Launched in 2016, CJRF puts people, their rights, and their lived experience directly at the center of climate action. CJRF makes grants that support women, youth, and Indigenous Peoples to create and share their own solutions for climate resilience.
The new funding from the Scottish Government comes in addition to their £2 million pledge at COP26 in Glasgow in 2021 to address climate-induced loss and damage, which is already funding community-driven work in Bangladesh, Malawi, the Pacific, and elsewhere.
With the additional £5 million from the Scottish Government, CJRF will take a participatory approach and partner with organizations that have close connections to the communities they support. Partners’ interventions will be community-led to ensure that the communities and individuals themselves are assessing their loss and damage and are empowered to identify how they want to address it. Other principles that will underpin the grants include an intentional and rigorous focus on gender, an intersectional approach, and a commitment to addressing non-economic loss and damage resulting from both rapid- and slow-onset events.
Scotland’s First Minister Humza Yousaf said: “Not a single community on Earth will be left untouched by the effects of climate change, but that suffering is not and will not be divided equally. We must ensure the communities facing the worst hardship, with the least resources, are not left behind.

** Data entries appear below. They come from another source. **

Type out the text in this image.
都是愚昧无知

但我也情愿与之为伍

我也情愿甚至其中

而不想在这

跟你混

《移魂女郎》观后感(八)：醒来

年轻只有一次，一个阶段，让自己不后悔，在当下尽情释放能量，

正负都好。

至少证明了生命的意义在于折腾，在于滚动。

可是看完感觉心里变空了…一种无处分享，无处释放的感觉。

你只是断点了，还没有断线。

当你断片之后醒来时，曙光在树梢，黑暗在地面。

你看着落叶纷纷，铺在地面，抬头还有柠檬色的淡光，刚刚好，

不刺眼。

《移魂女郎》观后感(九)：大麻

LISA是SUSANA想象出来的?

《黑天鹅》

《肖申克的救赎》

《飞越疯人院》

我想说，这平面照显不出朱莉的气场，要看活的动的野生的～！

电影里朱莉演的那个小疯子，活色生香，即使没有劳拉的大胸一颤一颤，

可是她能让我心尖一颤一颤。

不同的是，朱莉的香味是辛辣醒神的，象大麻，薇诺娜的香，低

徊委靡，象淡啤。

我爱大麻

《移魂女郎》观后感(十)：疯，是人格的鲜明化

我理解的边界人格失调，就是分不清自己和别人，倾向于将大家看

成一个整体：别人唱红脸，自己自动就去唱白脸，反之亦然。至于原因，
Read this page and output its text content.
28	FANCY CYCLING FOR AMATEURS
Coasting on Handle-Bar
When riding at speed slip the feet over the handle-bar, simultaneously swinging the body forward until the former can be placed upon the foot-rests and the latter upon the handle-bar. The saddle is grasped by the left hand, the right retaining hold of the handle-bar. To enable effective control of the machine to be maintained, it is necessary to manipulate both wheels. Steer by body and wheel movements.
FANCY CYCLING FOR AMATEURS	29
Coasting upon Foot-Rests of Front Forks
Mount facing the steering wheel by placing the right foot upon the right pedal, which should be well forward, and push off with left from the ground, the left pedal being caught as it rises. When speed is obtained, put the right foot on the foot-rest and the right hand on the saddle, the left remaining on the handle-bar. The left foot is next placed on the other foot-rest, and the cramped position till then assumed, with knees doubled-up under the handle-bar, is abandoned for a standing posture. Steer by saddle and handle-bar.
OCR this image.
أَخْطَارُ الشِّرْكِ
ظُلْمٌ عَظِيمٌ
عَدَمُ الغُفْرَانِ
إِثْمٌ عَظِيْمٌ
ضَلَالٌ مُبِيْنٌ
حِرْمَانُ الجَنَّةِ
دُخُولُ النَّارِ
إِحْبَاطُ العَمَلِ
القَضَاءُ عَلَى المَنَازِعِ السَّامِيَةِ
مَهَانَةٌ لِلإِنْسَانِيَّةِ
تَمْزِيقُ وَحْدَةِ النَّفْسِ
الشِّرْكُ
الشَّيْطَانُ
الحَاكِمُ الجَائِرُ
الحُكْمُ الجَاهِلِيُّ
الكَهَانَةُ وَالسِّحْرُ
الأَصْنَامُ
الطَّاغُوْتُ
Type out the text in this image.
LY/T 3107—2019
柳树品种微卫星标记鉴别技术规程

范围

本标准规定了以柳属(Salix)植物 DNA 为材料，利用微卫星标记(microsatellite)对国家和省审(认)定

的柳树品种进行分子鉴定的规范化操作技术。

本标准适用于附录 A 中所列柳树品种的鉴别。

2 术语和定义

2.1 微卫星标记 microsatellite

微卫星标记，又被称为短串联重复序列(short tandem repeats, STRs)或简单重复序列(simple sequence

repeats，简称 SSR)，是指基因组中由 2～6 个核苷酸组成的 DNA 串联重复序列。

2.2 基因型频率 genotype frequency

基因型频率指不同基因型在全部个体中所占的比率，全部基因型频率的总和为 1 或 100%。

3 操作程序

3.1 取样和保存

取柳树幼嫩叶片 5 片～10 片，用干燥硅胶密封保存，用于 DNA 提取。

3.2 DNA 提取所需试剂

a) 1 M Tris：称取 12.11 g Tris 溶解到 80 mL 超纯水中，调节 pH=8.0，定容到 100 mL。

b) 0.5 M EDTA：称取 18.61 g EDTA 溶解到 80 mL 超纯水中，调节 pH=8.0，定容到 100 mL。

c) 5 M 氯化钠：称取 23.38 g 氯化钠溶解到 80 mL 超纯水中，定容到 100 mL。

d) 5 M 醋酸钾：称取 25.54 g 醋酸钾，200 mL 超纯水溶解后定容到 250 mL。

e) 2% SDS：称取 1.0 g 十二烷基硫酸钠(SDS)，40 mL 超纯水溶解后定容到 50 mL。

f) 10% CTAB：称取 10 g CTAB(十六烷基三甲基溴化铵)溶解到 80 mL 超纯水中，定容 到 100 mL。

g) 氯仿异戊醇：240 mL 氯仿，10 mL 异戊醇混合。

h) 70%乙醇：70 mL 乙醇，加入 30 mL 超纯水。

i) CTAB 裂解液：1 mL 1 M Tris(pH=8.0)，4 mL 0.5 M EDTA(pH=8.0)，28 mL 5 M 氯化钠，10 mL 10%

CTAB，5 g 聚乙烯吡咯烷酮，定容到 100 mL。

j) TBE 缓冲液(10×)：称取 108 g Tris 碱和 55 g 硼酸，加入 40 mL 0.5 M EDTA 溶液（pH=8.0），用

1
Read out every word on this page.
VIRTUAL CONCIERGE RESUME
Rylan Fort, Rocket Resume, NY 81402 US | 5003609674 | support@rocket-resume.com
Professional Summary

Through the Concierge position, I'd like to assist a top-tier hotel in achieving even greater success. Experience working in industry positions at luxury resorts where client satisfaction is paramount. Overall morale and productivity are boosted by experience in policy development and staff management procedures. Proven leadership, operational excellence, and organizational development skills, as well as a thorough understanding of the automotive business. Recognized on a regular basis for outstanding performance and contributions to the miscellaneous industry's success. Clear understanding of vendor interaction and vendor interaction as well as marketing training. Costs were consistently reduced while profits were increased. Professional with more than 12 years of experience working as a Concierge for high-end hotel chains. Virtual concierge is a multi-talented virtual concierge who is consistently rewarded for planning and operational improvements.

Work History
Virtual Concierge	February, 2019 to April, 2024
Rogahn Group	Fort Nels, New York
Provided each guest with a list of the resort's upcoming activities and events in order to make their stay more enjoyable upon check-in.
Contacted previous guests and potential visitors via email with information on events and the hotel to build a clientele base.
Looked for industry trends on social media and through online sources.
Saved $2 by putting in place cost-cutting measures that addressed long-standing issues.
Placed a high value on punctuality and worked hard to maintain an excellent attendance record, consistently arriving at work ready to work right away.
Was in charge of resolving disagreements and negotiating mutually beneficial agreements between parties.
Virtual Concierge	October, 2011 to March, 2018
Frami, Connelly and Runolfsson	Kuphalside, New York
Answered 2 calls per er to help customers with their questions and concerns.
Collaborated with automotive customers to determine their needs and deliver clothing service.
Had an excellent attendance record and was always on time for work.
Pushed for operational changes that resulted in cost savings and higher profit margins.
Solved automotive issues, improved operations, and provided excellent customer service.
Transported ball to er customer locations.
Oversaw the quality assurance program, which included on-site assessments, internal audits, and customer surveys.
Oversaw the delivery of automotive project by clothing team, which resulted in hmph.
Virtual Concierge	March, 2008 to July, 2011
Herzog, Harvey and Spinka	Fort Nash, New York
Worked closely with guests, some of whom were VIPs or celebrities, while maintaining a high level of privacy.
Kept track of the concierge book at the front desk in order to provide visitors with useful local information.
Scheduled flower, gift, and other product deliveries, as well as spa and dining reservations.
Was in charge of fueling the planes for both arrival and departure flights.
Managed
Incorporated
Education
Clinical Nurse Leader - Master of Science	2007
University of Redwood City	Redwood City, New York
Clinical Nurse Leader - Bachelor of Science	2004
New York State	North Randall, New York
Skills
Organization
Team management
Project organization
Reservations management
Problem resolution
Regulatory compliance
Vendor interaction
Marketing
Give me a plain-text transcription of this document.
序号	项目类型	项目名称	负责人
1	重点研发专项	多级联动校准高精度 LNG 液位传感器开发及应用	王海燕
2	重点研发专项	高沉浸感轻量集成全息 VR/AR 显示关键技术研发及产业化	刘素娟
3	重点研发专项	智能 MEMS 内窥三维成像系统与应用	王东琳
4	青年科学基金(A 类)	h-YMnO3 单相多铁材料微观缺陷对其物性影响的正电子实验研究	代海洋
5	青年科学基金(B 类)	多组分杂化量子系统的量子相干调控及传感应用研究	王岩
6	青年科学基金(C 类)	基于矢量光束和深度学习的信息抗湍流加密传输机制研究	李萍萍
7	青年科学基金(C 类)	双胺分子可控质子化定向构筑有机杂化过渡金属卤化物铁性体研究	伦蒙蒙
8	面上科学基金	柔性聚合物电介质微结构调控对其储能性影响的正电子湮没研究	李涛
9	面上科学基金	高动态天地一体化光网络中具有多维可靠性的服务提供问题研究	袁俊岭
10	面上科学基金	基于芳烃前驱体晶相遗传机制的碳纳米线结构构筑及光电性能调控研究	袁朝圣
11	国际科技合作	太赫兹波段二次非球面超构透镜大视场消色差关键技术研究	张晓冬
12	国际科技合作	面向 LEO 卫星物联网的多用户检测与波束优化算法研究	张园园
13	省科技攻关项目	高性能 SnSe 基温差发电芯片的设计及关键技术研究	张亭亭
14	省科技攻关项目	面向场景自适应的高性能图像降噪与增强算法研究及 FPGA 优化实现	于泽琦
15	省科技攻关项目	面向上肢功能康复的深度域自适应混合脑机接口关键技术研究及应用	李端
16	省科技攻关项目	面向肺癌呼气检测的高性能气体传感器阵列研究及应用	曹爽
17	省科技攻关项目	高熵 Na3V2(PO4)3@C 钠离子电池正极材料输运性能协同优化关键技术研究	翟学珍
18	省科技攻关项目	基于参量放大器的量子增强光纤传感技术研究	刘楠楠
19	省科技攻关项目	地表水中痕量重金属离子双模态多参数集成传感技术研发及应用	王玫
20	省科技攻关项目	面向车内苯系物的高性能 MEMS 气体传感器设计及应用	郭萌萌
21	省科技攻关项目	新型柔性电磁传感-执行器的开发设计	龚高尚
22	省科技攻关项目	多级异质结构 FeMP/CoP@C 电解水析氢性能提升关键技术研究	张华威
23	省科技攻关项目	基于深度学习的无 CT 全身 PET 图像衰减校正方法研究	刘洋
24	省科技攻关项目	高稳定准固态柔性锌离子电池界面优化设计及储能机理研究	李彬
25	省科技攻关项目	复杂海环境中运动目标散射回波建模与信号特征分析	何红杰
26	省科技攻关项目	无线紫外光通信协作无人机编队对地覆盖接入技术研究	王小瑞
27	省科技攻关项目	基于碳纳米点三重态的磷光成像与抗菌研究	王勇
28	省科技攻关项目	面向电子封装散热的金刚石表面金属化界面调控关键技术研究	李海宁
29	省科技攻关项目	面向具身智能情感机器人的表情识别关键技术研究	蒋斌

“At COP26, Scotland became the first country in the global north to pledge financial support to address that Loss and Damage. At COP27 we again led the way, committing another £5 million for the neglected area of non-economic loss and damage. We have made good on those promises but the need for urgent responses to climate shocks is only increasing.
“… Scotland might be a small country but I hope these actions will inspire others to join us in not only making pledges, but in urgently mobilising the finances that are needed on the ground today.”
Heather McGray, Director of the Climate Justice Resilience Fund, said “People around the world are facing the harshest consequences of incessant climate change impacts. For every image of physical, tangible loss depicted in the media – the loss of life, loved ones, homes, entire towns – there are losses that are less visible or quantifiable, but no less real.
It is critical that loss and damage funding reaches the local level and responds to community needs, especially the needs of marginalized community members. This initiative will set a precedent for how funding for non-economic loss and damage can be delivered to secure climate justice for communities. We will focus on communities that bear the brunt of climate impacts that are layered upon many other, historical injustices.”
The new funding from the Scottish Government complements $700,000 in additional funding from the Open Society Foundations to CJRF that focuses on youth-led projects that address loss and damage.
This upcoming set of grants builds upon CJRF’s existing portfolio on loss and damage. Through these new grants, communities and partners will co-create a clearer narrative around non-economic loss and damage. The portfolio will have a very strong emphasis on learning, both about what addressing non-economic loss and damage can look like and about how it can be done in locally led, equitable ways. The lessons gathered will inform funding and policymaking at the global level, enabling global processes to be grounded in local realities.